As a general rule, the higher the return you are offered, the higher the risks being taken to achieve it. Another general rule of savings is that if something looks too good to be true, then it generally is.


Company collapse

Tens of thousands of savers have been caught out by schemes like this, and now face losing all the money they invested. Mini-bond provider London Capital & Finance (LCF) recently collapsed owing around 12,000 people £236 million, with the average loss almost £20,000. Its fixed-rate Isas offered around 8 per cent, but investors may get just 20p on the pound back. LCF had links to another failed mini-bond firm called Asset Life, which was offering 8.75 per cent a year.

Savers also risk losing their money on crowdfunding peer-to-peer (P2P) lending platforms. P2P platform Lendy, headline sponsor of the Cowes Week sailing regatta, went bust in May owing 9,000 a total of £152 million, on average £16,000 each. If they are lucky, they may recover 58p in the pound.

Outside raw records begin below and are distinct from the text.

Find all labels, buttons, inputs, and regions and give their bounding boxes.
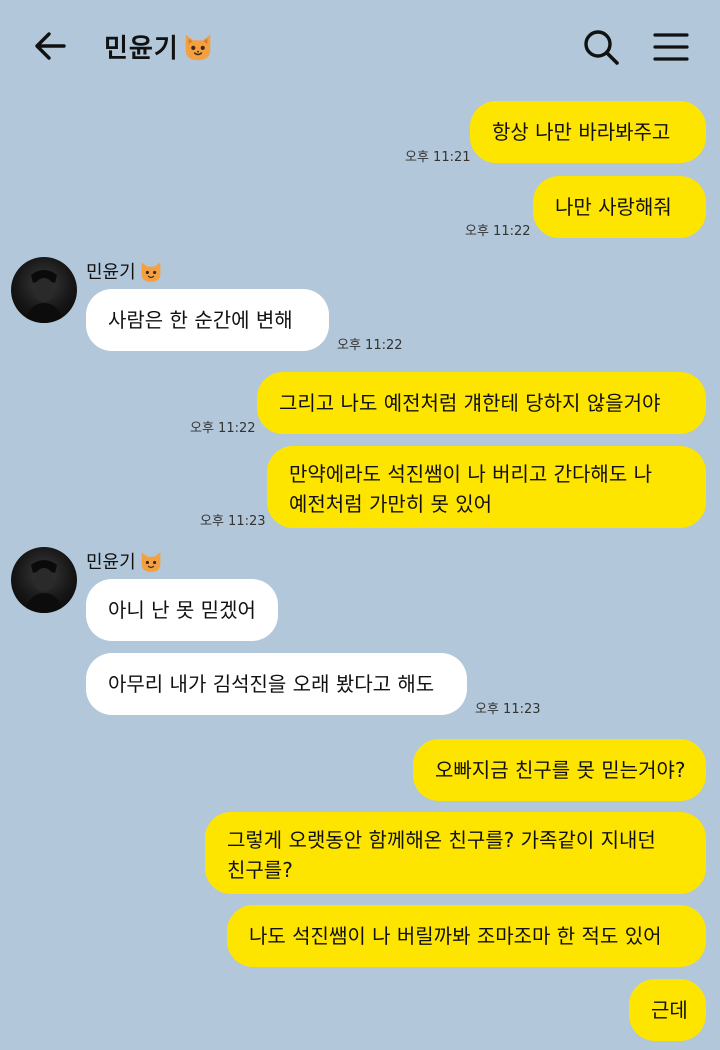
my-message-bubble: 그리고 나도 예전처럼 걔한테 당하지 않을거야 [257,372,706,434]
cat-face-icon [141,262,161,282]
message-time: 오후 11:23 [200,514,266,529]
message-text: 나만 사랑해줘 [555,195,672,219]
message-time: 오후 11:23 [475,702,541,717]
person-silhouette-icon [25,270,63,323]
back-arrow-icon[interactable] [30,26,70,66]
my-message-bubble: 근데 [629,979,706,1041]
message-text: 아니 난 못 믿겠어 [108,598,256,622]
sender-name-text: 민윤기 [86,262,136,283]
profile-avatar[interactable] [11,547,77,613]
message-text: 아무리 내가 김석진을 오래 봤다고 해도 [108,672,435,696]
chat-header: 민윤기 [0,0,720,90]
chat-title: 민윤기 [104,33,179,64]
received-message-bubble: 사람은 한 순간에 변해 [86,289,329,351]
message-time: 오후 11:22 [337,338,403,353]
message-text: 사람은 한 순간에 변해 [108,308,293,332]
sender-name: 민윤기 [86,258,164,284]
my-message-bubble: 나도 석진쌤이 나 버릴까봐 조마조마 한 적도 있어 [227,905,706,967]
message-time: 오후 11:22 [465,224,531,239]
menu-icon[interactable] [650,27,692,67]
message-text: 근데 [651,998,688,1022]
my-message-bubble: 그렇게 오랫동안 함께해온 친구를? 가족같이 지내던 친구를? [205,812,706,894]
my-message-bubble: 만약에라도 석진쌤이 나 버리고 간다해도 나 예전처럼 가만히 못 있어 [267,446,706,528]
message-text-line: 만약에라도 석진쌤이 나 버리고 간다해도 나 [289,462,652,486]
sender-name: 민윤기 [86,548,164,574]
my-message-bubble: 나만 사랑해줘 [533,176,706,238]
search-icon[interactable] [580,26,622,68]
profile-avatar[interactable] [11,257,77,323]
message-text: 그리고 나도 예전처럼 걔한테 당하지 않을거야 [279,391,661,415]
message-time: 오후 11:21 [405,150,471,165]
cat-face-icon [185,34,211,61]
chat-title-wrap: 민윤기 [104,24,215,68]
my-message-bubble: 오빠지금 친구를 못 믿는거야? [413,739,706,801]
cat-face-icon [141,552,161,572]
message-text: 오빠지금 친구를 못 믿는거야? [435,758,686,782]
received-message-bubble: 아무리 내가 김석진을 오래 봤다고 해도 [86,653,467,715]
message-text: 항상 나만 바라봐주고 [492,120,671,144]
person-silhouette-icon [25,560,63,613]
message-text-line: 그렇게 오랫동안 함께해온 친구를? 가족같이 지내던 [227,828,656,852]
message-text: 나도 석진쌤이 나 버릴까봐 조마조마 한 적도 있어 [249,924,662,948]
sender-name-text: 민윤기 [86,552,136,573]
message-time: 오후 11:22 [190,421,256,436]
my-message-bubble: 항상 나만 바라봐주고 [470,101,706,163]
message-text-line: 친구를? [227,858,293,882]
received-message-bubble: 아니 난 못 믿겠어 [86,579,278,641]
message-text-line: 예전처럼 가만히 못 있어 [289,492,493,516]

Lendy offered an incredible 12 per cent a year. As you can see, there is a pattern here.



No protection

Two thirds of savers who open a cash account do research on the web first, Which? says, leaving them vulnerable to unscrupulous online marketing tactics. If you put money in a standard savings account your money is covered by the Financial Services Compensation Scheme (FSCS) up to £85,000, but you do not get that protection with mini bonds or P2P investments.

This does not mean you should shun them altogether. P2P can offer superior returns, and established players such as Zopa have held up well, but you need to understand the added risk and allow for it.

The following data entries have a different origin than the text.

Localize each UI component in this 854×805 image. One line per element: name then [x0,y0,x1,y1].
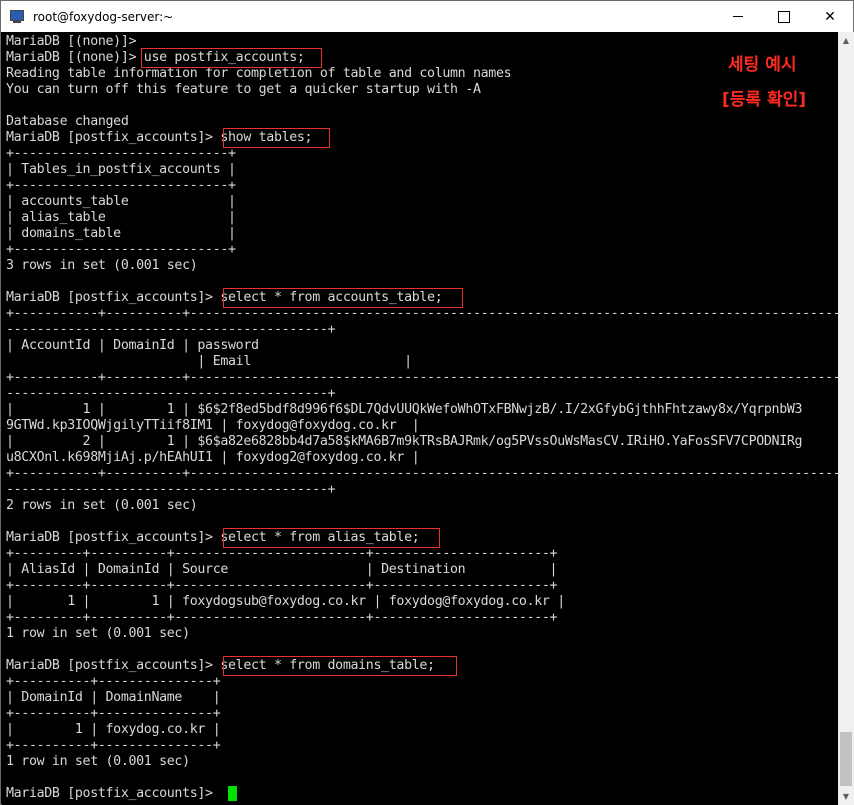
terminal-line: | DomainId | DomainName | [6,690,221,705]
terminal-line: MariaDB [postfix_accounts]> [6,786,221,801]
command-highlight-accounts [223,288,463,308]
terminal-line: +----------------------------+ [6,242,236,257]
terminal-line: +-----------+----------+----------------… [6,370,838,385]
close-icon: ✕ [824,8,836,25]
terminal-line: | 1 | 1 | foxydogsub@foxydog.co.kr | fox… [6,594,565,609]
command-highlight-show-tables [223,128,330,148]
title-bar[interactable]: root@foxydog-server:~ ✕ [1,1,853,32]
terminal-line: u8CXOnl.k698MjiAj.p/hEAhUI1 | foxydog2@f… [6,450,420,465]
maximize-icon [778,10,790,23]
terminal-line: | domains_table | [6,226,236,241]
terminal-line: +----------------------------+ [6,146,236,161]
terminal-line: ----------------------------------------… [6,322,336,337]
terminal-line: 9GTWd.kp3IOQWjgilyTTiif8IM1 | foxydog@fo… [6,418,420,433]
terminal-line: 1 row in set (0.001 sec) [6,626,190,641]
terminal-line: +---------+----------+------------------… [6,578,558,593]
terminal-line: +---------+----------+------------------… [6,546,558,561]
terminal-line: +---------+----------+------------------… [6,610,558,625]
terminal-line: | 2 | 1 | $6$a82e6828bb4d7a58$kMA6B7m9kT… [6,434,803,449]
terminal-line: | 1 | 1 | $6$2f8ed5bdf8d996f6$DL7QdvUUQk… [6,402,803,417]
terminal-line: Database changed [6,114,129,129]
terminal-line: | Tables_in_postfix_accounts | [6,162,236,177]
minimize-icon [733,16,743,17]
scroll-up-arrow-icon[interactable]: ▲ [838,32,854,49]
annotation-title: 세팅 예시 [728,55,797,75]
maximize-button[interactable] [761,1,807,32]
terminal-line: +-----------+----------+----------------… [6,466,838,481]
close-button[interactable]: ✕ [807,1,853,32]
terminal-line: | AliasId | DomainId | Source | Destinat… [6,562,558,577]
terminal-line: You can turn off this feature to get a q… [6,82,481,97]
terminal-line: | Email | [6,354,412,369]
terminal-line: ----------------------------------------… [6,386,336,401]
terminal-line: +-----------+----------+----------------… [6,306,838,321]
scrollbar-thumb[interactable] [840,732,852,786]
terminal-line: Reading table information for completion… [6,66,512,81]
terminal-line: | 1 | foxydog.co.kr | [6,722,221,737]
terminal-line: | alias_table | [6,210,236,225]
terminal-line: +----------+---------------+ [6,706,221,721]
putty-app-icon[interactable] [9,9,25,24]
annotation-subtitle: [등록 확인] [722,90,807,110]
scroll-down-arrow-icon[interactable]: ▼ [838,788,854,805]
terminal-line: 2 rows in set (0.001 sec) [6,498,198,513]
terminal-line: +----------+---------------+ [6,674,221,689]
minimize-button[interactable] [715,1,761,32]
command-highlight-alias [223,528,440,548]
terminal-line: +----------------------------+ [6,178,236,193]
terminal-line: 1 row in set (0.001 sec) [6,754,190,769]
terminal-line: +----------+---------------+ [6,738,221,753]
terminal-line: | AccountId | DomainId | password [6,338,259,353]
vertical-scrollbar[interactable]: ▲ ▼ [838,32,854,805]
terminal-output[interactable]: MariaDB [(none)]> MariaDB [(none)]> use … [2,32,838,805]
terminal-line: MariaDB [(none)]> [6,34,137,49]
command-highlight-use [141,48,322,68]
terminal-line: ----------------------------------------… [6,482,336,497]
terminal-cursor [228,786,237,801]
terminal-line: 3 rows in set (0.001 sec) [6,258,198,273]
terminal-window: root@foxydog-server:~ ✕ MariaDB [(none)]… [0,0,854,805]
command-highlight-domains [223,656,457,676]
terminal-line: | accounts_table | [6,194,236,209]
window-title: root@foxydog-server:~ [33,9,174,24]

Another old savings rule applies. Never put all your eggs in one basket. Instead, spread your money around. And always, always read the small print so that you know exactly what you are investing in.

If you are after a savings account, make sure that's what you are getting.

To improve accountability of senior managers dealing in high risk investments, the FCA has introduced a new certification known as Senior Managers and Certification Regime (SMCR), with a deadline of 11st March 2021.